Advance word of the report’s graphic accounts of degrading and painful “enhanced interrogation techniques” prompted the U.S. government to warn its diplomatic and military personnel around the world to be on guard for violent anti-American backlashes.
The report and the damning details revealed by Senate Intelligence Committee Chairman Sen. Dianne Feinstein (D-Calif.) on the floor of the Senate were received by friendly and hostile nations alike as validation of their criticism of the George W. Bush administration’s secret detention and interrogation programs after the Sept. 11, 2001, attacks.
“This will have a very negative impact on the image of the United States,” Teng Jianqun, director of the Center for Arms Control at the China Institute of International Studies, told state-run CCTV. He said U.S. officials seek to present themselves as “the big boys on human rights affairs in the international community,” publishing evaluations of other countries’ behavior while clandestinely engaging in “notorious” actions of their own.
Teng described release of the report as evidence of the “struggle between the two parties” after Democrats lost control of the Senate in last month’s midterm elections and “tried to gain something” by releasing the report on CIA excesses committed during the eight-year tenure of the Republican Bush.
No high-ranking political leaders in China or Russia were known to have commented on the reported CIA excesses, hewing to their defensive posture that human rights are domestic matters and foreign countries shouldn’t interfere.
But state-run media in both countries reported in detail on the brutal methods used by CIA interrogators in what the report said were vain efforts to elicit information on pending terror plots.
“Interrogation techniques used against terror suspects by the U.S. Central Intelligence Agency were brutal and far worse than the agency presented to policy makers and the American public,” Russia’s Sputnik news agency said in its report.
Global human rights advocates called for charges to be brought against the American architects and perpetrators of the interrogation tactics that President Obama called “contrary to our values.”
At the United Nations human rights agency in Geneva, on the eve of International Human Rights Day, the world body welcomed the “belated” publication on findings of the Senate investigation into “the crimes of torture and enforced disappearance of terrorist suspects by the Bush-era CIA.”

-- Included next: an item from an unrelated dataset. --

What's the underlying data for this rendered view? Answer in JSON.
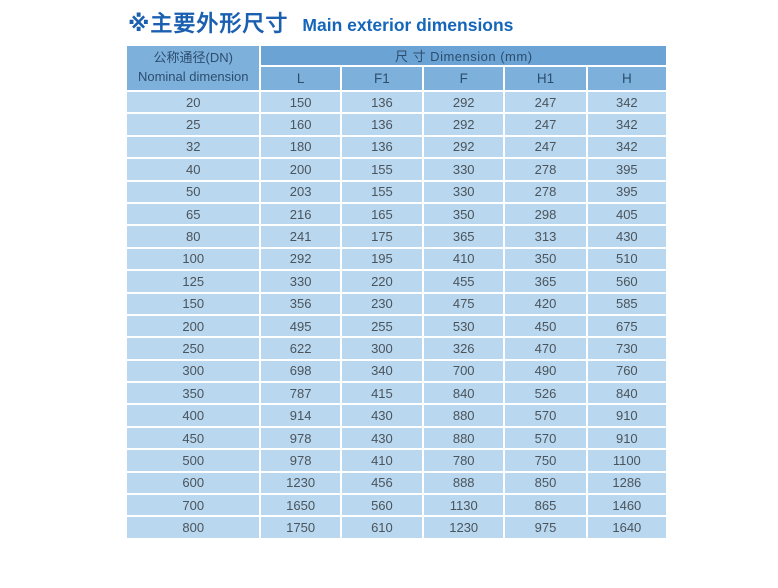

“It has taken four years since the report was finalized to reach this point,” said Ben Emmerson, special rapporteur on counter-terrorism and human rights. “The individuals responsible for the criminal conspiracy revealed in today’s report must be brought to justice, and must face criminal penalties commensurate with the gravity of their crimes.”
“The report shows the repeated claims that harsh measures were needed to protect Americans are utter fiction,” said Human Rights Watch Executive Director Kenneth Roth. Unless those responsible are made accountable, “torture will remain a ‘policy option’ for future presidents,” Roth said.
“This report provides yet more damning detail of some of the human rights violations that were authorized by the highest authorities in the U.S.A. after 9/11,” said Amnesty International’s director for the Americas, Erika Guevara Rosas. “Despite much evidence having been in the public realm for years, no one has been brought to justice for authorizing or carrying out the acts in these CIA programs.”
Foreign broadcast networks and online newspapers, including the BBC, Al Jazeera and Britain’s Telegraph, carried Feinstein’s address live. Russia Today television showed excerpts of Feinstein’s address, interspersed with images of the waterboarding interrogation technique that simulates drowning and comments critical of the torture report by Bush and former Vice President Dick Cheney.
Britain’s Guardian newspaper called the report a “milestone” in revealing the extent of “brutal and ineffective” torture practices that the agency repeatedly lied about.
Reaction to the report among U.S. allies in Europe and Asia was muted, in part because, as some media and analysts noted, the existence of the CIA detention and interrogation programs has been known for years, as have the excesses to which detainees were exposed. Few leading politicians weighed in on the disclosures, leaving commentary to the media and academics.
“Winning the crown for Most Appalling Human Rights Record in the Western World could be a tough tournament” following the release of the CIA torture report, wrote Sydney Morning Herald columnist Andrew P. Street. The Senate report not only confirmed abusive techniques like waterboarding and prolonged “stress positions” but that torture garnered no useful information, Street added.
“Now we know how bad things were, and how out of control the CIA was, as it leapt into action in the aftermath of the 9/11 attacks,” Britain’s Independent newspaper began its report on the details released on interrogation practices that, it lamented, “the CIA still refuses to acknowledge as torture.”